How to Build a Pure PHP Timer with PCNTL and Signals
This article explains how to implement a pure‑PHP timer using CLI mode, the PCNTL extension, and SIGALRM signals, covering basic concepts, task storage structures, the Timer class implementation, example usage, and practical considerations for long‑running services.
Introduction
Timer tasks are common in web applications. Traditional solutions use crontab with shell scripts or rely on ignore_user_abort() and set_time_limit(), which have limitations. This guide shows how to create a pure PHP timer that runs independently of the browser.
Basic Knowledge
CLI: PHP command‑line mode, distinct from the typical FPM web mode.
Process: The basic execution unit with its own memory space and control block.
Inter‑process Communication (IPC): Mechanisms such as pipes, shared memory, signals, message queues, and sockets enable data exchange between processes.
PCNTL extension: Provides process control functions like pcntl_alarm().
Implementation Principle
Tasks are stored in a three‑dimensional array indexed by timestamps. Each entry contains the execution interval, callback function, arguments, and a persistence flag.
array(
'1438156396' => array(
array(1, array('Class','Func'), array(), true),
)
);
// 1438156396 is the timestamp; the inner array represents interval, callback, arguments, persistence.The timer uses a signal (SIGALRM) sent every second.
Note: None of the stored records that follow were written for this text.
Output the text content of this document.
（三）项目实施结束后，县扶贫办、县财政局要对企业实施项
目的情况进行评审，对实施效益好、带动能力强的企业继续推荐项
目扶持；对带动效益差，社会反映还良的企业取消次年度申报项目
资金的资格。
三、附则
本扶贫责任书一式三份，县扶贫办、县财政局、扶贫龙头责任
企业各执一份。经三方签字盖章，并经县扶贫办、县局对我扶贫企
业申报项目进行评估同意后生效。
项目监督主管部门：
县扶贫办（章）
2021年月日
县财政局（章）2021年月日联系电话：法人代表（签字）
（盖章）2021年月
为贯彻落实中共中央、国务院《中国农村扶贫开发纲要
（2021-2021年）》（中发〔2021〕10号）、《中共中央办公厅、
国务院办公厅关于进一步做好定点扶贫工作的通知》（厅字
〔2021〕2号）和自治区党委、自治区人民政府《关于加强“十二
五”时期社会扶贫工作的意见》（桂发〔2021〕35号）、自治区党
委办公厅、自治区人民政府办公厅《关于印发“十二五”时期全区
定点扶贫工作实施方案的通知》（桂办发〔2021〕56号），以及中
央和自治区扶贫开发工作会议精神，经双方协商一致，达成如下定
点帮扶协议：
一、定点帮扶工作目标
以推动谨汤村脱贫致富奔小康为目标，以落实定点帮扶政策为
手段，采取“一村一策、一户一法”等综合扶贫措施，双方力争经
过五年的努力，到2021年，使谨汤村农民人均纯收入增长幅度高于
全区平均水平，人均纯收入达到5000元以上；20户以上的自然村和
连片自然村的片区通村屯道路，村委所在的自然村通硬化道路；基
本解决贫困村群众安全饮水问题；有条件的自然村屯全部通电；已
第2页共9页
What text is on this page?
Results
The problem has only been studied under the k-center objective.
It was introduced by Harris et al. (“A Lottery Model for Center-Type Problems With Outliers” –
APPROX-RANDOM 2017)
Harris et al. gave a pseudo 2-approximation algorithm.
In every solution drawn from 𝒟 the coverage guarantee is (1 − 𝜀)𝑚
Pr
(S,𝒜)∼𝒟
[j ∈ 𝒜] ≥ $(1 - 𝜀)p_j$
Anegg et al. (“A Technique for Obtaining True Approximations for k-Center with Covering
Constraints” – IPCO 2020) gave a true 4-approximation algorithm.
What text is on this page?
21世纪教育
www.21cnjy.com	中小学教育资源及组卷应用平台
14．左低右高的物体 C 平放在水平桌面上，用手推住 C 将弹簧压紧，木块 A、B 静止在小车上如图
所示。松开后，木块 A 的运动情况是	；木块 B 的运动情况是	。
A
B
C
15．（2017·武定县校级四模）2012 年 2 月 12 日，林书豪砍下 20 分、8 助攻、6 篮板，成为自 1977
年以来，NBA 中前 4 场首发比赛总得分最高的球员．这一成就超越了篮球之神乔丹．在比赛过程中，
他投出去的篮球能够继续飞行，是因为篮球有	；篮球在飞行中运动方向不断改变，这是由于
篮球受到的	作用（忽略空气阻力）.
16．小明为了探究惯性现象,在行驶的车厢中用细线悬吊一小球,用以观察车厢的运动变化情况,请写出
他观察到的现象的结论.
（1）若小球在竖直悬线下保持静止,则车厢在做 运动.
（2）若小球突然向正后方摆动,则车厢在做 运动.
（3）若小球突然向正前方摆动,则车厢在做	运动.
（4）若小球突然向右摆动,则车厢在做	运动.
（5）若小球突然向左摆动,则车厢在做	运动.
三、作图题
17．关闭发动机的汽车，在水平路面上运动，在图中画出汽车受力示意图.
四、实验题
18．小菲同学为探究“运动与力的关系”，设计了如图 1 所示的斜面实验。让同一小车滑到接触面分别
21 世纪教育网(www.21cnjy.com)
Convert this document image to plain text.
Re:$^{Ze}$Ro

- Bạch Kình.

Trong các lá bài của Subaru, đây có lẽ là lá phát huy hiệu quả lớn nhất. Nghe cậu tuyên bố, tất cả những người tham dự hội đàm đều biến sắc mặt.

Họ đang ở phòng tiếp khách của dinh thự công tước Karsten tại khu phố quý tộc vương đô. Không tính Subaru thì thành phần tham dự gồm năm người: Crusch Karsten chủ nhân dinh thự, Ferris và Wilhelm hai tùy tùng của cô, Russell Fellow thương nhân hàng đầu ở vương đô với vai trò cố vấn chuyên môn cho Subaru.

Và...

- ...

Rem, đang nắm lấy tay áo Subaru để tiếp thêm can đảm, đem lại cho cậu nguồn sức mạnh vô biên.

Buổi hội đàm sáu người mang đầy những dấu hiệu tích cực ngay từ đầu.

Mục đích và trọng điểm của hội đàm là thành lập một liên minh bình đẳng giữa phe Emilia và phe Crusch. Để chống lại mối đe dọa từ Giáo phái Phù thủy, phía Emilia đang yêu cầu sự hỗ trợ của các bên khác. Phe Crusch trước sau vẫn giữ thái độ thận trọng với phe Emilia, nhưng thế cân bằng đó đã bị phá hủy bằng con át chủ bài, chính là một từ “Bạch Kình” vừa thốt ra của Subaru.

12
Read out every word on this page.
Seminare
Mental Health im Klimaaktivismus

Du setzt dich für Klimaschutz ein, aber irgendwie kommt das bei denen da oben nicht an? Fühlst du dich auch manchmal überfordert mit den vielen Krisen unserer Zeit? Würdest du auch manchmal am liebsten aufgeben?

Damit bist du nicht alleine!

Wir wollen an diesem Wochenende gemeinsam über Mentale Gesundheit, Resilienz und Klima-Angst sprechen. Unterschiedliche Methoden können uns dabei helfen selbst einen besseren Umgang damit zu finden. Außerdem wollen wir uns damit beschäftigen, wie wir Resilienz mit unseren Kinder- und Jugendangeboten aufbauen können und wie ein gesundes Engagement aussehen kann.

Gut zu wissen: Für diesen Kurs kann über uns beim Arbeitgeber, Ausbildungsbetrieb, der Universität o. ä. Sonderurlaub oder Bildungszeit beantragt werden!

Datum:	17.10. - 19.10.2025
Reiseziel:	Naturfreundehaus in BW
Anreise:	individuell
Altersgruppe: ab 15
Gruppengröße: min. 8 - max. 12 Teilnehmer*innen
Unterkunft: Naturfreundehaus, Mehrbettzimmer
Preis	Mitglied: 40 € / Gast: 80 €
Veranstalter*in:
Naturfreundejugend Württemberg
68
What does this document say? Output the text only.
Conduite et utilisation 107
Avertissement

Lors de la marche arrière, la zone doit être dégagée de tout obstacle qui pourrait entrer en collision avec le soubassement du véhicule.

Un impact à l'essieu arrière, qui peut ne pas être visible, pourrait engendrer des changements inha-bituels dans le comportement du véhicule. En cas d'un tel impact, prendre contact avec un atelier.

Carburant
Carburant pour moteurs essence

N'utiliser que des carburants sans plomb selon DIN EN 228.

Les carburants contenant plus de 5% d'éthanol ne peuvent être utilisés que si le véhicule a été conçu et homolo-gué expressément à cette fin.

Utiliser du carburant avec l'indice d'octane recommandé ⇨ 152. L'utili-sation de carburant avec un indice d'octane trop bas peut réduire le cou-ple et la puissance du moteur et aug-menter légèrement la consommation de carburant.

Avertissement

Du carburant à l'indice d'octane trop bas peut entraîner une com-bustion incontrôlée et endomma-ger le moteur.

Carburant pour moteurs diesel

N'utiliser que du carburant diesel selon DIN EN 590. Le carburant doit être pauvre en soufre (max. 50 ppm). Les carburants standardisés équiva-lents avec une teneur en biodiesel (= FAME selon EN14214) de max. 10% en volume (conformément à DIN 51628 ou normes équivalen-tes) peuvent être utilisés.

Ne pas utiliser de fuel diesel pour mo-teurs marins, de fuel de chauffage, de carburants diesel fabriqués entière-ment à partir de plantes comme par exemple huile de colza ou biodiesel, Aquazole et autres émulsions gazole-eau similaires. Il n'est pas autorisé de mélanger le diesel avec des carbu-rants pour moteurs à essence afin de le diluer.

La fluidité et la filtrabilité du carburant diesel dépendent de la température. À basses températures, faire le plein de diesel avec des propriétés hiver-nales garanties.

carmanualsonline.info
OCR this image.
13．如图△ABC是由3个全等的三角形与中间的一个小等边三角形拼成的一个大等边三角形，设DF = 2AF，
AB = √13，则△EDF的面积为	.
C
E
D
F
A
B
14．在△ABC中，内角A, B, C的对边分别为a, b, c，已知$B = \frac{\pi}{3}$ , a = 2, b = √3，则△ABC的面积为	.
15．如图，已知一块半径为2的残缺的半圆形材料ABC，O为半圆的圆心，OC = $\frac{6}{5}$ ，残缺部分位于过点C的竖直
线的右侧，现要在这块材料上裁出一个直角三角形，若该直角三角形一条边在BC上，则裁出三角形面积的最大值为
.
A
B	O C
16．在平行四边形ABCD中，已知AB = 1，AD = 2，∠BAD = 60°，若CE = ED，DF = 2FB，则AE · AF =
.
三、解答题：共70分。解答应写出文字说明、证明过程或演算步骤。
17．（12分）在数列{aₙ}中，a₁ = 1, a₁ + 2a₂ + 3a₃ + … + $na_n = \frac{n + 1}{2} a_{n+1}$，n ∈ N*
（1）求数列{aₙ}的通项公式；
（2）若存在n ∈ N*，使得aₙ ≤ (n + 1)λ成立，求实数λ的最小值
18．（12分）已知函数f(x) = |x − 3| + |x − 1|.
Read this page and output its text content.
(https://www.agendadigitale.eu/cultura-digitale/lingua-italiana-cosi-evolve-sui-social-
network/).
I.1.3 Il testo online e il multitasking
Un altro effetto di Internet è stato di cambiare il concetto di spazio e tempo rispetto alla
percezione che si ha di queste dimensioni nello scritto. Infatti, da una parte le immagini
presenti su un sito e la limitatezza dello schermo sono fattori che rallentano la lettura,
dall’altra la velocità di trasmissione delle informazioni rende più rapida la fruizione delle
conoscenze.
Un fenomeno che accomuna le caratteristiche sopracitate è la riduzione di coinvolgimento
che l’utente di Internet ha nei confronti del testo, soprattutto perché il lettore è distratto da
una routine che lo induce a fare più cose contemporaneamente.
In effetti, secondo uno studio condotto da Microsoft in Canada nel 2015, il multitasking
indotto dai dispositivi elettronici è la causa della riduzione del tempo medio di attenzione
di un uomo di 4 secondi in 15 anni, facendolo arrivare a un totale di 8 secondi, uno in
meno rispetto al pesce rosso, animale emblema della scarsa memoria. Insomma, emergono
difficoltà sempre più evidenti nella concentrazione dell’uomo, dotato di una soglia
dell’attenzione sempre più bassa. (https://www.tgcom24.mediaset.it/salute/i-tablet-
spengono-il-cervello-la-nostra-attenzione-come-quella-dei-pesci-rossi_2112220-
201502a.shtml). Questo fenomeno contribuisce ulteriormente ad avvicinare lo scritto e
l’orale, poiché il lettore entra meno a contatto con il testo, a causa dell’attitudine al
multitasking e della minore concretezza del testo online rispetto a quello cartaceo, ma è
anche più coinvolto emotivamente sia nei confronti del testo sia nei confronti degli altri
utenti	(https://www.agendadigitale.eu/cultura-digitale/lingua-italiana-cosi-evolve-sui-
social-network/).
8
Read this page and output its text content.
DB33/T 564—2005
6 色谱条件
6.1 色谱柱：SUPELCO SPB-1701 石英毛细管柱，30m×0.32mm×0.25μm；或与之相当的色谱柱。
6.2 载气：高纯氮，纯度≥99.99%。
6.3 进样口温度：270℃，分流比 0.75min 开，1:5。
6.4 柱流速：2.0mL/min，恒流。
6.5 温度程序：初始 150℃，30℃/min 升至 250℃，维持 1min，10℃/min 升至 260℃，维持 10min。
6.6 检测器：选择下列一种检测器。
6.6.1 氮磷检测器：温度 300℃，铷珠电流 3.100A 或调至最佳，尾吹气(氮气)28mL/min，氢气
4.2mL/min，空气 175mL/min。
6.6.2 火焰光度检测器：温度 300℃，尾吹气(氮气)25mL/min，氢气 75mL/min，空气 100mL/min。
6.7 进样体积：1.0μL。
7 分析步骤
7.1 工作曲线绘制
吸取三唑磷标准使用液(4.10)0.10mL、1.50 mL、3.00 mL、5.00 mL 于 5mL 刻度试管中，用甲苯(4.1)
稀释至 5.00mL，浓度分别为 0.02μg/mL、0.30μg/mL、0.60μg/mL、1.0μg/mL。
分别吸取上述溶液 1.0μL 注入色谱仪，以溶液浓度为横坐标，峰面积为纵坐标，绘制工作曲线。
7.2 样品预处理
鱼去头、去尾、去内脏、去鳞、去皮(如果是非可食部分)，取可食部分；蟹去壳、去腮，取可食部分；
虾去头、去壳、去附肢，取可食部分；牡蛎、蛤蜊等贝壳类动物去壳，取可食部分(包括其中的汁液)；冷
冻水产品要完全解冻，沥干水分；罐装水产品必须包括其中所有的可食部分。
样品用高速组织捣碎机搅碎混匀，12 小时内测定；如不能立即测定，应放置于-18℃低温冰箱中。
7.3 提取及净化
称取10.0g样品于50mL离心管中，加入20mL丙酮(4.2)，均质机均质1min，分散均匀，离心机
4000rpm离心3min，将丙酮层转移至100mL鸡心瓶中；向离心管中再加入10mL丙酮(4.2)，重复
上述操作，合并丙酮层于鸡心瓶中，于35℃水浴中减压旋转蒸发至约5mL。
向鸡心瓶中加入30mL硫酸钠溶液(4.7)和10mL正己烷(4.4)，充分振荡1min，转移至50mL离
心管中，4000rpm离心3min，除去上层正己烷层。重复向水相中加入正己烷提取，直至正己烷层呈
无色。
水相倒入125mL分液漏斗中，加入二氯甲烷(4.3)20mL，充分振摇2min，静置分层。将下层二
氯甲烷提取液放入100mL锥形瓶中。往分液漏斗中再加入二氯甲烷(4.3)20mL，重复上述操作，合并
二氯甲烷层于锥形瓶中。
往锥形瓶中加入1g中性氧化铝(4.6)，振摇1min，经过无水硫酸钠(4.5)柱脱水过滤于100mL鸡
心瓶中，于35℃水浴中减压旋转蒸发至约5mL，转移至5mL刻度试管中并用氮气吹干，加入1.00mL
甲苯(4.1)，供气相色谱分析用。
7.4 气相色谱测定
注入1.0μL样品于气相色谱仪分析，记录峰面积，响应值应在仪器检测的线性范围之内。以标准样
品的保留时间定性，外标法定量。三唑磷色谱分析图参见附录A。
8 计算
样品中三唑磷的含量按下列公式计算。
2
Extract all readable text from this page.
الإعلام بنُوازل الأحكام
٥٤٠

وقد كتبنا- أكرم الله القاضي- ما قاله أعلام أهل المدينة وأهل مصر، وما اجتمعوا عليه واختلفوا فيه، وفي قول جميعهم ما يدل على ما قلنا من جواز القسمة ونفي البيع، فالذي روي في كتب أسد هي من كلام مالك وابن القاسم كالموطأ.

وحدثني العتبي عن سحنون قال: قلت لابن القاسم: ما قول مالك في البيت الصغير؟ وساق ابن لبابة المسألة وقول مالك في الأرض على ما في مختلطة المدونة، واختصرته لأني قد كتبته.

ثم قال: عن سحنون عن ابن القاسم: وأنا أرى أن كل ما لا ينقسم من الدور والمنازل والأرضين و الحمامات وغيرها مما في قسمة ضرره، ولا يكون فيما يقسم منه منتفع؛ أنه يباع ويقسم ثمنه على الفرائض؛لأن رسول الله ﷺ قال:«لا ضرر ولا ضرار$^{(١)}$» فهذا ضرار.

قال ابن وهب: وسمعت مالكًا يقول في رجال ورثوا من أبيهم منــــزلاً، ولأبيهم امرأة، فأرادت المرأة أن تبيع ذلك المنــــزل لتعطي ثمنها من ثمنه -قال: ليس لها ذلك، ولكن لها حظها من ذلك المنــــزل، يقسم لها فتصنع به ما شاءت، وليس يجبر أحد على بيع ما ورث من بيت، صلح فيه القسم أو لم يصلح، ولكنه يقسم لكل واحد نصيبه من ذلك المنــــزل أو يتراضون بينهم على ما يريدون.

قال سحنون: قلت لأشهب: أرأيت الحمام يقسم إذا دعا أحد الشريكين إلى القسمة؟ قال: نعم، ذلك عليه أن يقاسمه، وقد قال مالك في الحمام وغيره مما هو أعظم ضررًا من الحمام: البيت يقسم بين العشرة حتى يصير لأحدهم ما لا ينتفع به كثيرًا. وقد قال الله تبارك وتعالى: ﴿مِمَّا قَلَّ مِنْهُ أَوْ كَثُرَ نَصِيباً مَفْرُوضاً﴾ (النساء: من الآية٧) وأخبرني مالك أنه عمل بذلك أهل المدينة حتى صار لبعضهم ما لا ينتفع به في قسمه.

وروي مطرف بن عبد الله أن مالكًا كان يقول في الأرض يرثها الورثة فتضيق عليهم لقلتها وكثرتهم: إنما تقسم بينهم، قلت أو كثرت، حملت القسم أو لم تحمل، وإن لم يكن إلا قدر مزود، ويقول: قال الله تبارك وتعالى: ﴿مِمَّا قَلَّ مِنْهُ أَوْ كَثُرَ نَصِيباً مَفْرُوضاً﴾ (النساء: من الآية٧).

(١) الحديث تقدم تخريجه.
The signal handler iterates over the task array, executes due tasks via callbacks, removes one‑time jobs, and re‑schedules persistent jobs.
Timer Class Code
<?php
/**
* Timer
*/
class Timer {
// Store all scheduled tasks
public static $task = array();
// Interval in seconds
public static $time = 1;
/**
* Start the service
* @param int $time
*/
public static function run($time = null) {
if ($time) {
self::$time = $time;
}
self::installHandler();
pcntl_alarm(1);
}
/** Register signal handler */
public static function installHandler() {
pcntl_signal(SIGALRM, array('Timer','signalHandler'));
}
/** Signal handler */
public static function signalHandler() {
self::task();
// Schedule next alarm
pcntl_alarm(self::$time);
}
/** Execute callbacks */
public static function task() {
if (empty(self::$task)) { return; }
foreach (self::$task as $time => $arr) {
$current = time();
foreach ($arr as $k => $job) {
$func = $job['func']; // callback
$argv = $job['argv']; // arguments
$interval = $job['interval'];
$persist = $job['persist'];
if ($current == $time) {
call_user_fun_array($func, $argv);
unset(self::$task[$time][$k]);
}
if ($persist) {
self::$task[$current+$interval][] = $job;
}
}
if (empty(self::$task[$time])) {
unset(self::$task[$time]);
}
}
}
/** Add a task */
public static function add($interval, $func, $argv = array(), $persist = false) {
if (is_null($interval)) { return; }
$time = time() + $interval;
self::$task[$time][] = array('func'=>$func, 'argv'=>$argv, 'interval'=>$interval, 'persist'=>$persist);
}
/** Delete all tasks */
public function dellAll() {
self::$task = array();
}
}
?>Callback Example
<?php
class DoJob {
public function job($param = array()) {
$time = time();
echo "Time: {$time}, Func: ".get_class()."::".__FUNCTION__ ."(".json_encode($param).")
";
}
}
?>Usage Scenario
<?php
require_once(__DIR__.'/Timer.php');
require_once(__DIR__.'/DoJob.php');
Timer::dellAll();
Timer::add(1, array('DoJob','job'), array(), true); // persistent job
Timer::add(3, array('DoJob','job'), array('a'=>1), false); // one‑time job
echo "Time start: ".time()."
";
Timer::run();
while (1) {
sleep(1);
pcntl_signal_dispatch();
}
?>The script registers two jobs, starts the timer, and enters an infinite loop that dispatches signals. The persistent job runs repeatedly, while the non‑persistent job runs only once.
Conclusion
Before receiving a signal, the process must stay alive; a continuously true loop is used here. In production, such a loop would be part of a long‑running service (e.g., handling I/O or socket connections). PHP timers operate with a granularity of one second, which is sufficient for most scheduling needs.